Paramo – Quito Jacket
Paramo – Quito Jacket
SUMMARY: The Paramo Quito Jacket is very waterproof, windproof and since it’s so adaptable with big vents and a great hood it could be the only jacket you need for 3 seasons of the year. It’s no winter jacket, unless you’re doing aerobic activity and are going to be really warm. It packs down to the size of two soup tins and weighs 490g, which is less than a packed lunch. The guarantee and manufacturing quality justify the price tag.
- Adaptable design
- Great waterproofing
- Looks great
- Fit is true
- Expensive, but not relative to what you get
Paramo's Quito is a lightweight, softshell jacket made from Paramo's supernaturally waterproof Analogy Light, which is a silky, shiny material akin to a very thin drybag. It is lined, but manages to weigh in at just 490g, which is the same as 3 large apples. Analogy fabrics, as previously discussed on the Paramo Torres Smock review, actively suck any moisture from base-layers and push them outwards, leaving you dry on the inside even if you put the jacket over a wet base-layer.
The Quito is a fairly close-fitting jacket which is designed for a range of outdoor activities. My sample is plenty long enough to cover my back when cycling or reaching up, and generous under-arms mean that the jacket isn't pulled around when you are throwing or climbing.
It's not a jacket which is designed to keep you warm when it's very cold out. It will keep the wind off you, and is perfect to slip on after an energetic and sweaty climb to the top of a hill, but it's not for cold evenings around the campfire on its own. Waterproofing is via the Nikwax coating which comes on all Paramo jackets, and if it wears off you can renew it by a simple wash with Nikwax. That said, I spoke to someone who was wearing a 2-year old Quito and theirs was still as waterproof as new even without re-proofing.
A close-fitting, adjustable hood keeps the wind off your ears, and a wired-peak keeps the rain out of your eyes admirably well.
If you get too warm when wearing the Quito, as well as undoing the full-length front zip, you can open the massive armpit vents/side zips, which work brilliantly to cool and keep smelly pits at bay. And when it's raining your sides stay remarkably dry because your arms cover the vents. Neat.
The Quito has two internal mesh pockets for stashing keys, phone or a Mars Bar sandwich, and they have zippers which keeps everything secure.

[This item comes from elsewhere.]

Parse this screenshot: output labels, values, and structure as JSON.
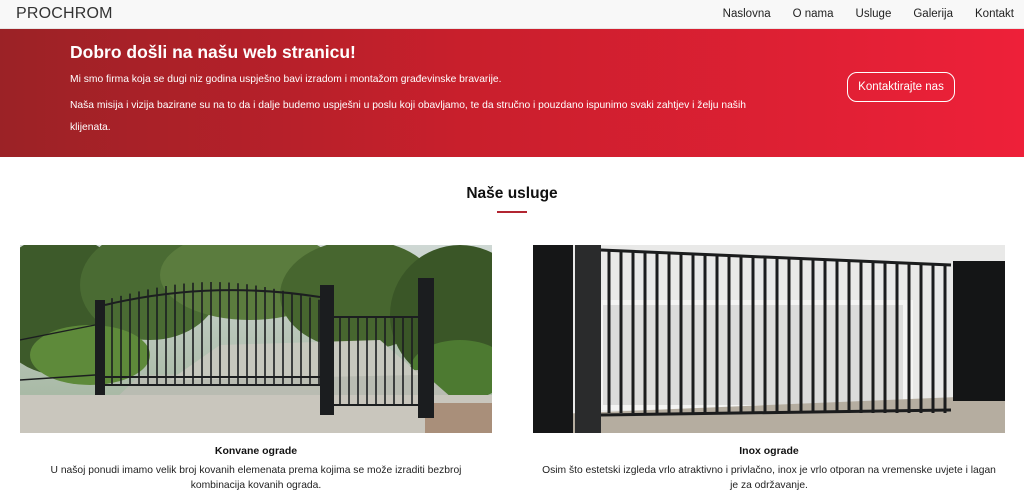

But what it lacks is any external pockets - instead you have two more internal 'cosy' pockets, accessible through the armpit zips and I found these ever-so-slightly oddly positioned. Mind you, I suppose you'd only need them post-activity since the Quito wouldn't necessarily be the first choice for wearing casually on a very chilly day - it's not warm enough.
Cyclists are catered for by very long sleeves and a contoured tail section. The Quito has a single-handed drawstring waistband and velcro cuffs which are wide enough to roll-up completely when you're too warm. And there's some subtle reflective piping for the safety-conscious.
I've taken the Quito out for over a month now in all conditions and it has fared excellently in rain, wind and sun. Hiking up hills, this is a brilliantly designed jacket due to the venting and adaptability in cuffs, waist, and hood. Paired with the Paramo Torres Smock, what you have is a 4-season combination of jackets which could leave you needing nothing more.
The cost of the Quito is £205, which will probably make some of our readers gulp. And actually, it made me gulp until I wore it for a while and realized how adaptable it is. I own more jackets than is morally acceptable, and I tend to choose what to wear based on the conditions; either the waterproof one, the windproof one, the hiking one or the cycling one. The Quito is all of these, so as an investment piece, it could be quite a bargain. Especially since I've just read the Paramo guarantee.